Calculate the reduction potential of the following given electrode:-Pt,H2(2atm)|HCl(0.2M)

Answer 1

Answer:

The two electrodes collect H and O separately . We know that hydrogen composition in water is double than oxygen , so we find volume of gas collected in one electrode is double than volume of gas collected in another electrade .

Answer 2

Answer:

The reduction potential of the given electrode is equal to 0.0501V.

Explanation:

We have given the cell electrode: Pt, H₂ (2atm)| HCl (0.2M)
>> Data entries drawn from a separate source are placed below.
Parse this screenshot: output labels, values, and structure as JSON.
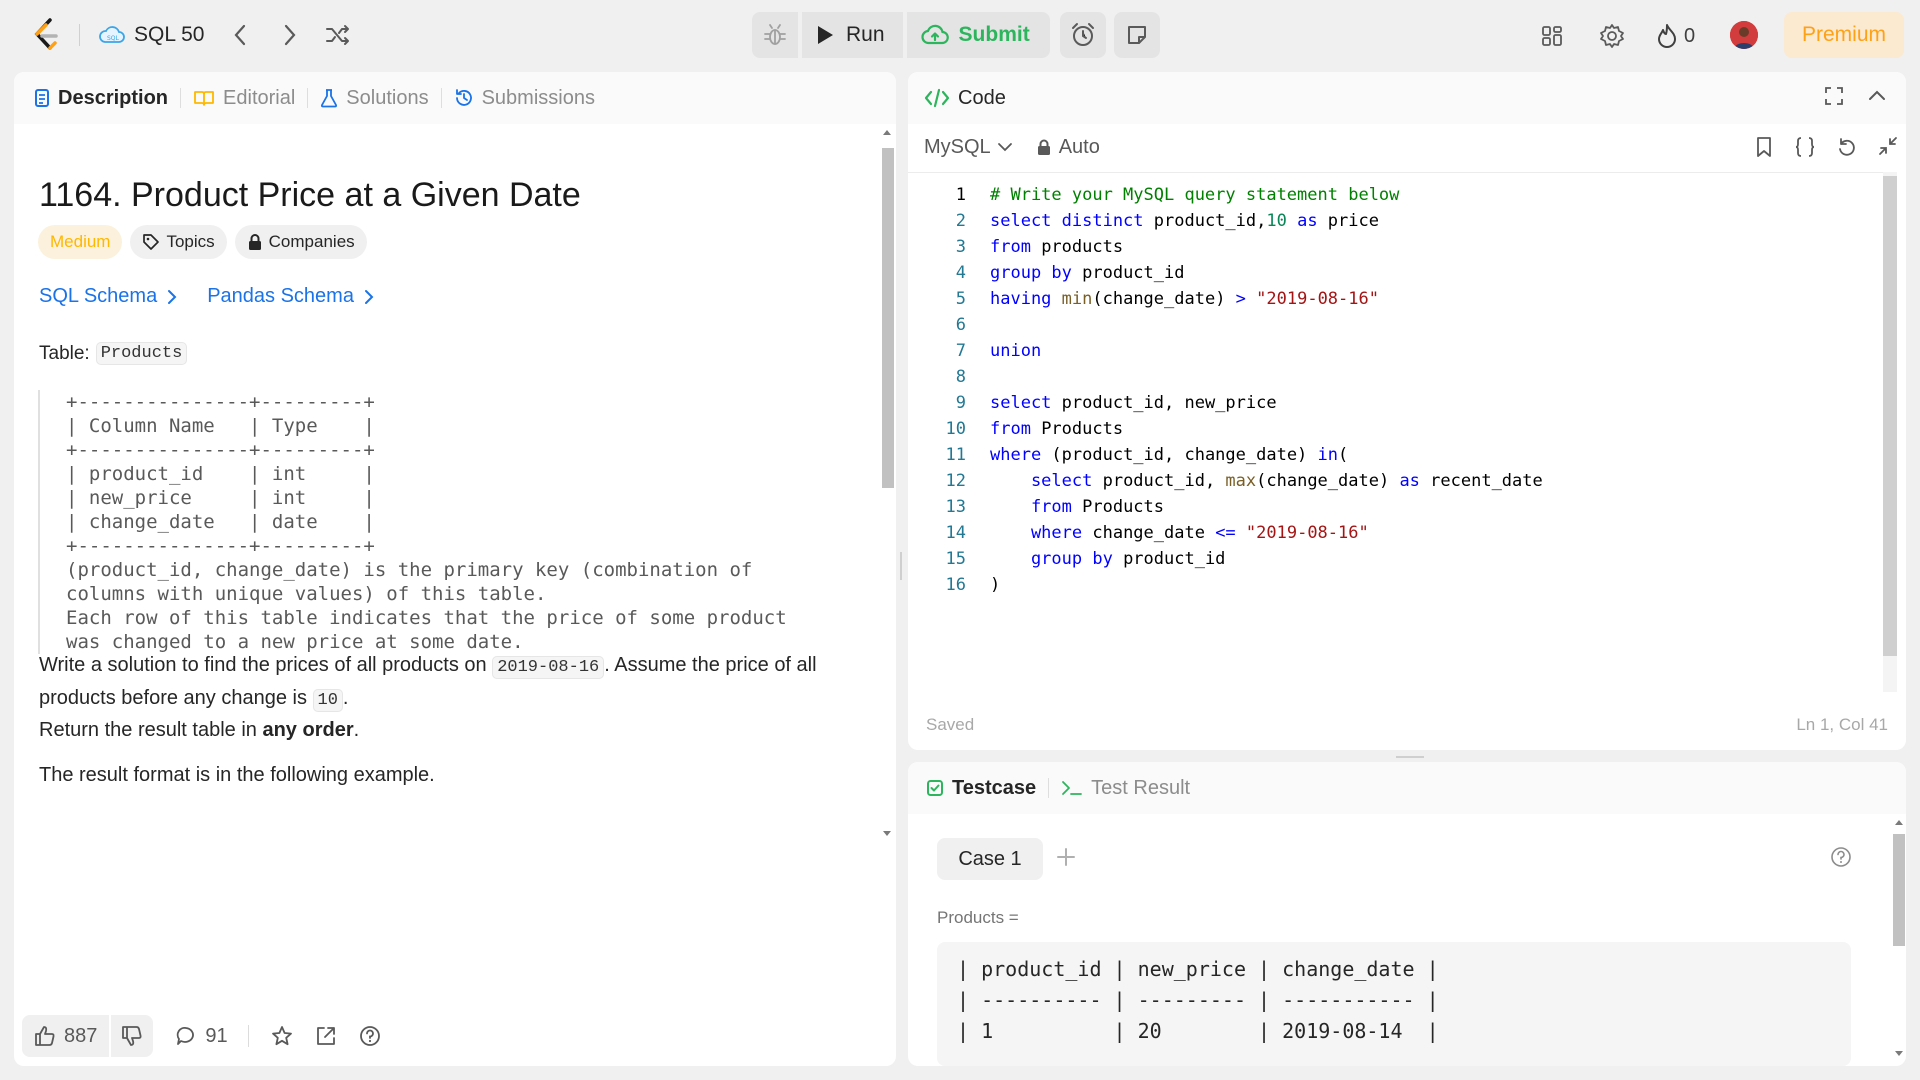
{
  "topbar": {
    "list_title": "SQL 50",
    "run_label": "Run",
    "submit_label": "Submit",
    "streak_count": "0",
    "premium_label": "Premium"
  },
  "left": {
    "tabs": [
      "Description",
      "Editorial",
      "Solutions",
      "Submissions"
    ],
    "title": "1164. Product Price at a Given Date",
    "difficulty": "Medium",
    "topics_label": "Topics",
    "companies_label": "Companies",
    "sql_schema": "SQL Schema",
    "pandas_schema": "Pandas Schema",
    "table_label": "Table:",
    "table_name": "Products",
    "schema_block": "+---------------+---------+\n| Column Name   | Type    |\n+---------------+---------+\n| product_id    | int     |\n| new_price     | int     |\n| change_date   | date    |\n+---------------+---------+\n(product_id, change_date) is the primary key (combination of\ncolumns with unique values) of this table.\nEach row of this table indicates that the price of some product\nwas changed to a new price at some date.",
    "para1_a": "Write a solution to find the prices of all products on ",
    "para1_date": "2019-08-16",
    "para1_b": ". Assume the price of all products before any change is ",
    "para1_val": "10",
    "para1_c": ".",
    "para2_a": "Return the result table in ",
    "para2_bold": "any order",
    "para2_c": ".",
    "para3": "The result format is in the following example.",
    "likes": "887",
    "comments": "91"
  },
  "code": {
    "tab": "Code",
    "language": "MySQL",
    "mode": "Auto",
    "saved": "Saved",
    "cursor": "Ln 1, Col 41",
    "line_numbers": [
      "1",
      "2",
      "3",
      "4",
      "5",
      "6",
      "7",
      "8",
      "9",
      "10",
      "11",
      "12",
      "13",
      "14",
      "15",
      "16"
    ],
    "lines": {
      "l1": "# Write your MySQL query statement below",
      "l2_kw": "select distinct",
      "l2_txt": " product_id,",
      "l2_num": "10",
      "l2_as": " as",
      "l2_end": " price",
      "l3_kw": "from",
      "l3_txt": " products",
      "l4_kw": "group by",
      "l4_txt": " product_id",
      "l5_kw": "having",
      "l5_fn": " min",
      "l5_txt": "(change_date) ",
      "l5_op": ">",
      "l5_str": " \"2019-08-16\"",
      "l7_kw": "union",
      "l9_kw": "select",
      "l9_txt": " product_id, new_price",
      "l10_kw": "from",
      "l10_txt": " Products",
      "l11_kw": "where",
      "l11_txt": " (product_id, change_date) ",
      "l11_in": "in",
      "l11_end": "(",
      "l12_kw": "    select",
      "l12_txt": " product_id, ",
      "l12_fn": "max",
      "l12_txt2": "(change_date) ",
      "l12_as": "as",
      "l12_end": " recent_date",
      "l13_kw": "    from",
      "l13_txt": " Products",
      "l14_kw": "    where",
      "l14_txt": " change_date ",
      "l14_op": "<=",
      "l14_str": " \"2019-08-16\"",
      "l15_kw": "    group by",
      "l15_txt": " product_id",
      "l16": ")"
    }
  },
  "test": {
    "tabs": [
      "Testcase",
      "Test Result"
    ],
    "case_label": "Case 1",
    "products_label": "Products =",
    "table_text": "| product_id | new_price | change_date |\n| ---------- | --------- | ----------- |\n| 1          | 20        | 2019-08-14  |"
  },
  "colors": {
    "accent_green": "#2db55d",
    "premium_orange": "#ffa116",
    "medium_yellow": "#ffb800",
    "link_blue": "#1a73e8"
  }
}
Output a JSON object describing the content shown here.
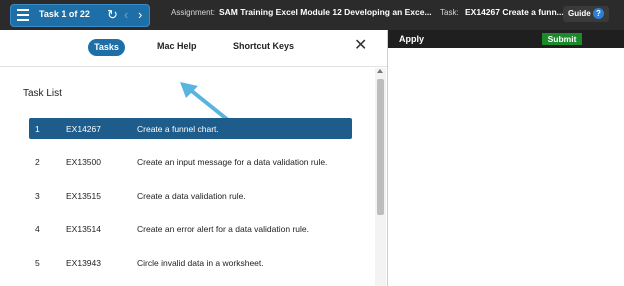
{
  "topbar": {
    "task_counter": "Task 1 of 22",
    "reset_glyph": "↻",
    "prev_glyph": "‹",
    "next_glyph": "›",
    "assignment_label": "Assignment:",
    "assignment_name": "SAM Training Excel Module 12 Developing an Exce...",
    "task_label": "Task:",
    "task_name": "EX14267 Create a funn...",
    "guide_label": "Guide",
    "help_glyph": "?"
  },
  "panel": {
    "tabs": [
      {
        "label": "Tasks",
        "active": true
      },
      {
        "label": "Mac Help",
        "active": false
      },
      {
        "label": "Shortcut Keys",
        "active": false
      }
    ],
    "close_glyph": "✕",
    "task_list_title": "Task List",
    "tasks": [
      {
        "num": "1",
        "code": "EX14267",
        "desc": "Create a funnel chart.",
        "selected": true
      },
      {
        "num": "2",
        "code": "EX13500",
        "desc": "Create an input message for a data validation rule.",
        "selected": false
      },
      {
        "num": "3",
        "code": "EX13515",
        "desc": "Create a data validation rule.",
        "selected": false
      },
      {
        "num": "4",
        "code": "EX13514",
        "desc": "Create an error alert for a data validation rule.",
        "selected": false
      },
      {
        "num": "5",
        "code": "EX13943",
        "desc": "Circle invalid data in a worksheet.",
        "selected": false
      }
    ]
  },
  "right": {
    "apply_label": "Apply",
    "submit_label": "Submit"
  },
  "colors": {
    "accent_blue": "#1e6fa8",
    "selected_row": "#1e5c8c",
    "submit_green": "#1a8a2b",
    "annotation_arrow": "#5ab4e0",
    "topbar_bg": "#2b2b2b"
  }
}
Firstly, write the cell reaction:

H₂ (g) $\longrightarrow$  2H⁺ (aq) + 2e⁻

We have given the pressure of hydrogen gas = 2atm

The concentration of hydrogen ions = 0.2M

From the Nernst equation, we can write the electrode potential:

$E_{cell}=E^{o}_{cell}-\frac{0.059}{n} log\frac{[H^{+}]^2}{p_{H_{2}}}$

For standard hydrogen electrode, the standard reduction potential is equal to zero volt. $E^{o}_{cell}=0$ and n = 2.

Putting the all values in equation (1);

$E_{cell}=0-\frac{0.059}{2}log\frac{(0.2)^2}{2}$

$E_{cell}=(-0.0295)(-1.699)$

$E_{cell}=0.0501V$

Therefore, the reduction potential of given hydrogen electrode is 0.0501 volt.